En démissionnant avec fracas, le 28 août dernier, Nicolas Hulot déplorait la présence et le rôle nocif des lobbys au sein même « des cercles de pouvoir ». « Il faut à un moment ou un autre poser ce problème sur la table parce que c’est un problème de démocratie : qui a le pouvoir, qui gouverne ? » demandait Nicolas Hulot, en direct sur France Inter lors de sa démission. « Les lobbys sont là », précisait-il, pour indiquer que leur puissance au sein même de l’appareil d’Etat était une des raisons le poussant à démissionner, enlisant l’action gouvernementale dans une stratégie des petits pas absolument inadaptée et insoutenable.

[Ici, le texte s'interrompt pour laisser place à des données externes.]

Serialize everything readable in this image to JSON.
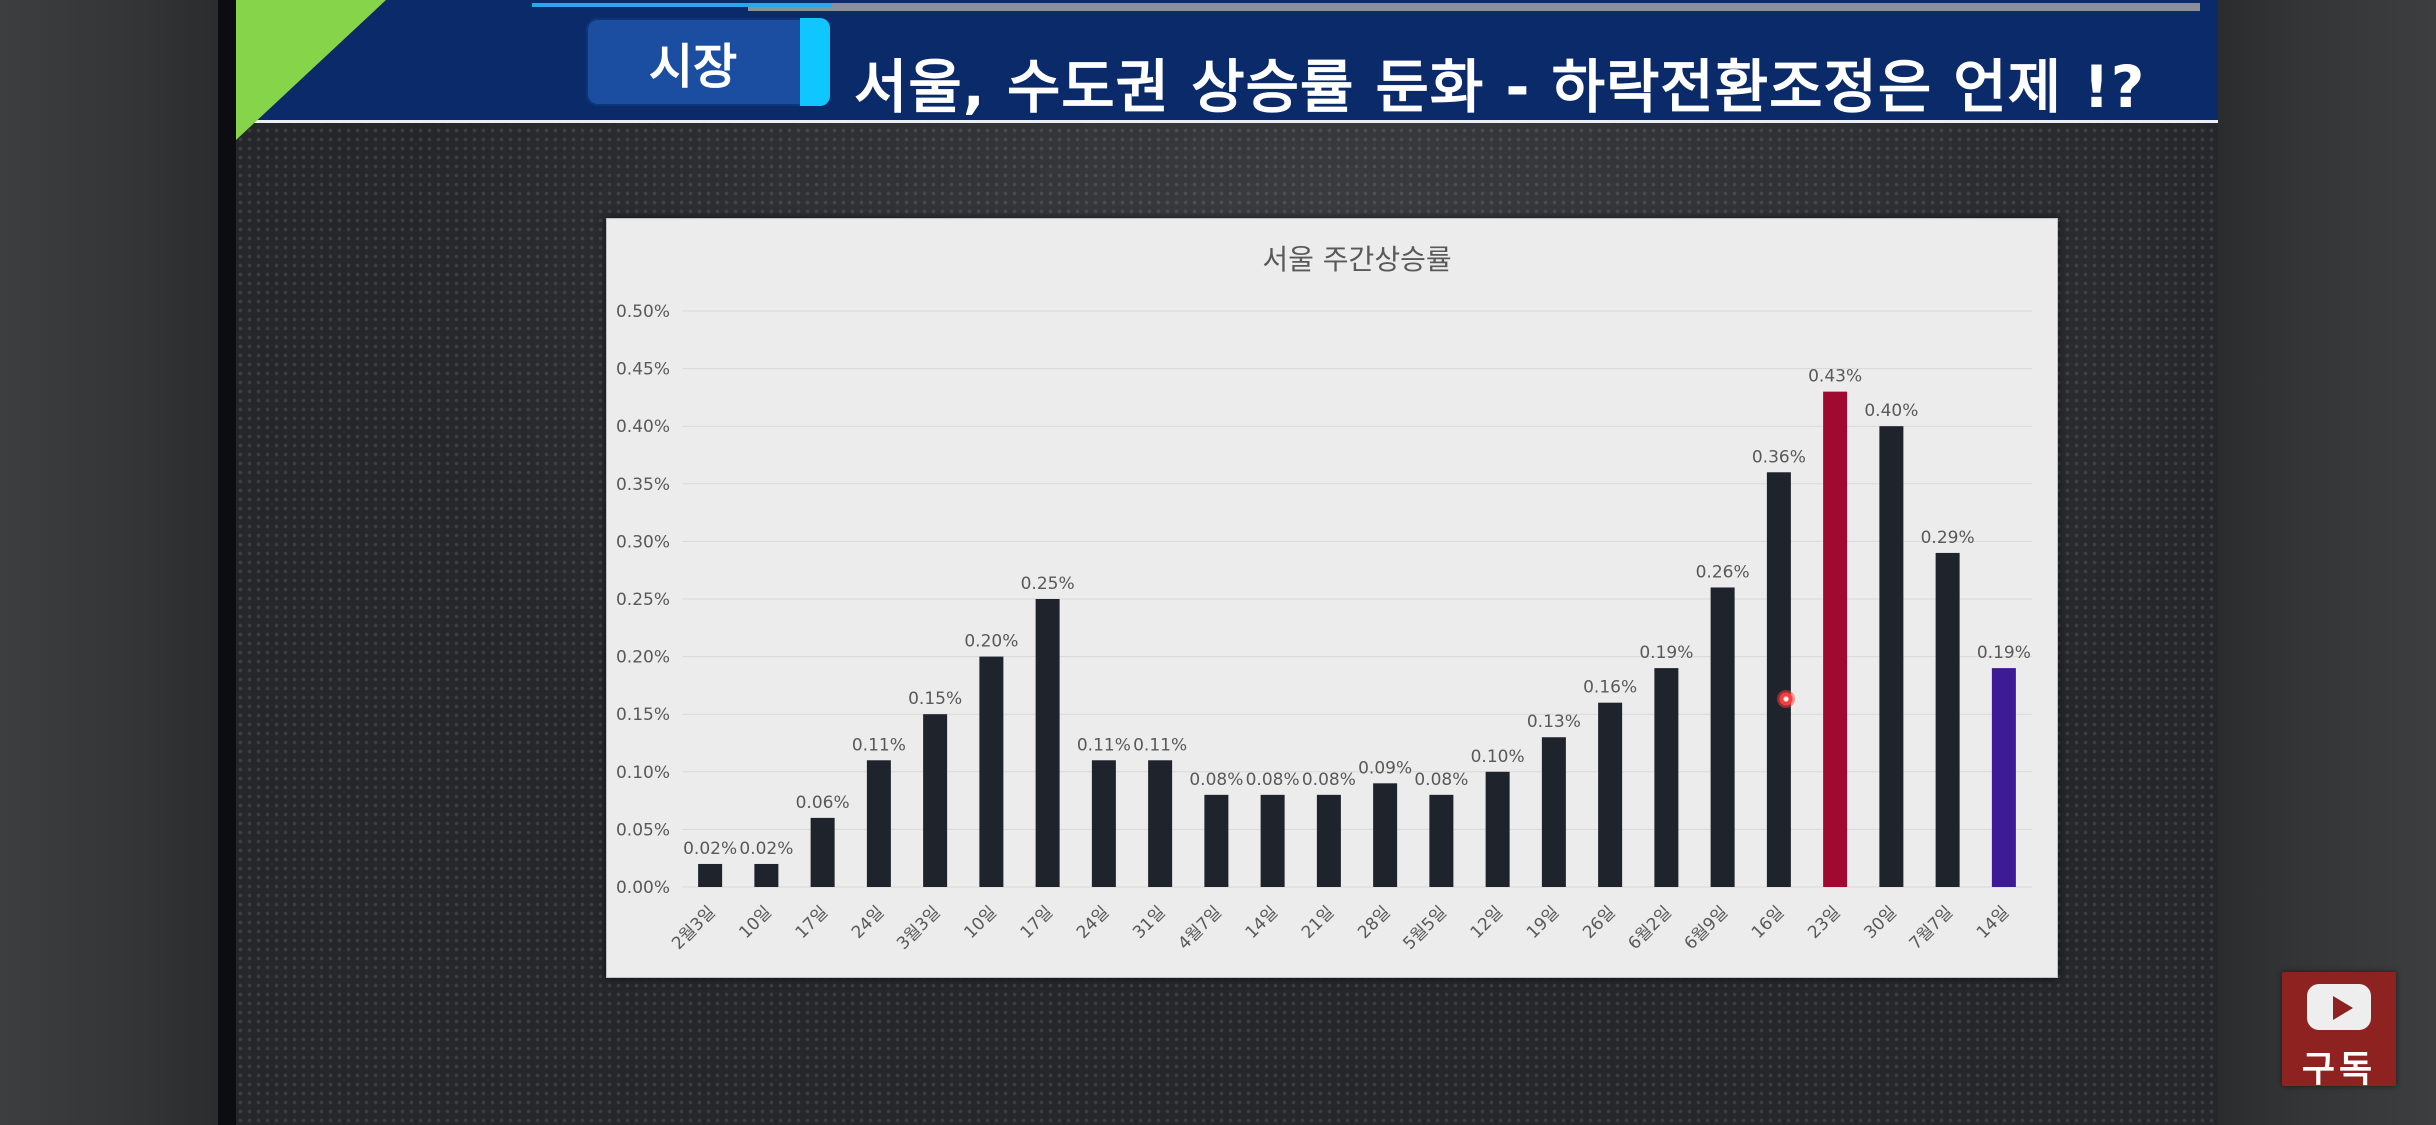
{
  "header": {
    "tag": "시장",
    "title": "서울, 수도권 상승률 둔화   - 하락전환조정은 언제 !?"
  },
  "subscribe": {
    "label": "구독"
  },
  "colors": {
    "bar_default": "#1f232b",
    "bar_highlight_peak": "#a10a30",
    "bar_highlight_latest": "#3d1a96",
    "title_bg": "#0b2a6a",
    "accent_green": "#86d449",
    "tag_accent": "#10c6ff",
    "subscribe_bg": "#8d2221"
  },
  "chart_data": {
    "type": "bar",
    "title": "서울 주간상승률",
    "xlabel": "",
    "ylabel": "",
    "ylim": [
      0,
      0.5
    ],
    "grid": true,
    "yticks": [
      "0.00%",
      "0.05%",
      "0.10%",
      "0.15%",
      "0.20%",
      "0.25%",
      "0.30%",
      "0.35%",
      "0.40%",
      "0.45%",
      "0.50%"
    ],
    "categories": [
      "2월3일",
      "10일",
      "17일",
      "24일",
      "3월3일",
      "10일",
      "17일",
      "24일",
      "31일",
      "4월7일",
      "14일",
      "21일",
      "28일",
      "5월5일",
      "12일",
      "19일",
      "26일",
      "6월2일",
      "6월9일",
      "16일",
      "23일",
      "30일",
      "7월7일",
      "14일"
    ],
    "values": [
      0.02,
      0.02,
      0.06,
      0.11,
      0.15,
      0.2,
      0.25,
      0.11,
      0.11,
      0.08,
      0.08,
      0.08,
      0.09,
      0.08,
      0.1,
      0.13,
      0.16,
      0.19,
      0.26,
      0.36,
      0.43,
      0.4,
      0.29,
      0.19
    ],
    "labels": [
      "0.02%",
      "0.02%",
      "0.06%",
      "0.11%",
      "0.15%",
      "0.20%",
      "0.25%",
      "0.11%",
      "0.11%",
      "0.08%",
      "0.08%",
      "0.08%",
      "0.09%",
      "0.08%",
      "0.10%",
      "0.13%",
      "0.16%",
      "0.19%",
      "0.26%",
      "0.36%",
      "0.43%",
      "0.40%",
      "0.29%",
      "0.19%"
    ],
    "highlight": {
      "peak_index": 20,
      "latest_index": 23
    }
  }
}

Moins de deux mois plus tard, Emmanuel Macron nommait la directrice de la communication et des Affaires publiques de Danone, Emmanuelle Wargon, comme secrétaire d’Etat auprès du ministre de la transition écologique. L’ex-lobbyste en chef du géant de l’agroalimentaire français rejoignait ainsi Elisabeth Borne, ex cadre de Eiffage et Brune Poirson qui a travaillé pour Veolia. Osé. Refusant d’écarter les OGM ou l’huile de palme lorsqu’elle était dans le privé, elle a également contribué à édulcorer l’étiquetage Nutri-score et a mené de multiples actions de lobbying de Danone au cours des Etats généraux sur l’alimentation. La nomination d’Emmanuelle Wargon illustre le poids nouveau qu’ont pris les lobbys économiques et industriels. Ce n’est plus de l’extérieur qu’ils agissent : c’est de l’intérieur que l’Etat est colonisé par les intérêts privés.

Président des riches, Emmanuel Macron n’est-il que le président des lobbys ?

L’épisode du glyphosate n’est d’ailleurs pas le premier où Emmanuel Macron et son gouvernement reculent face aux lobbies industriels : malgré la loi visant à interdire l’exploration et l’exploitation d’hydrocarbures en France, Total peut prolonger ses recherches de pétrole offshore au large de la Guyane et plusieurs exemptions ont été votées pour garantir les intérêts des industriels au-delà de 2040 ; le lobby nucléaire a obtenu de Nicolas Hulot qu’il saborde les objectifs de transition énergétique fixés par la loi de 2015 ; l’exécutif a entériné le CETA, cet accord de commerce et d’investissement entre l’Union européenne et le Canada, alors qu’il avait été jugé comme non climato-compatible par les experts nommés par Emmanuel Macron lui-même.

On le voit. La non interdiction du glyphosate n’est donc pas une anomalie : elle illustre la politique d’un gouvernement qui a décidé de subordonner la transition écologique et agricole aux intérêts économiques des industriels et de l’agroindustrie. Au détriment de notre santé et de la planète.

Maxime Combes, économiste et auteur de Sortons de l’âge des fossiles ! Manifeste pour la transition, Seuil, Anthropocène, 2015.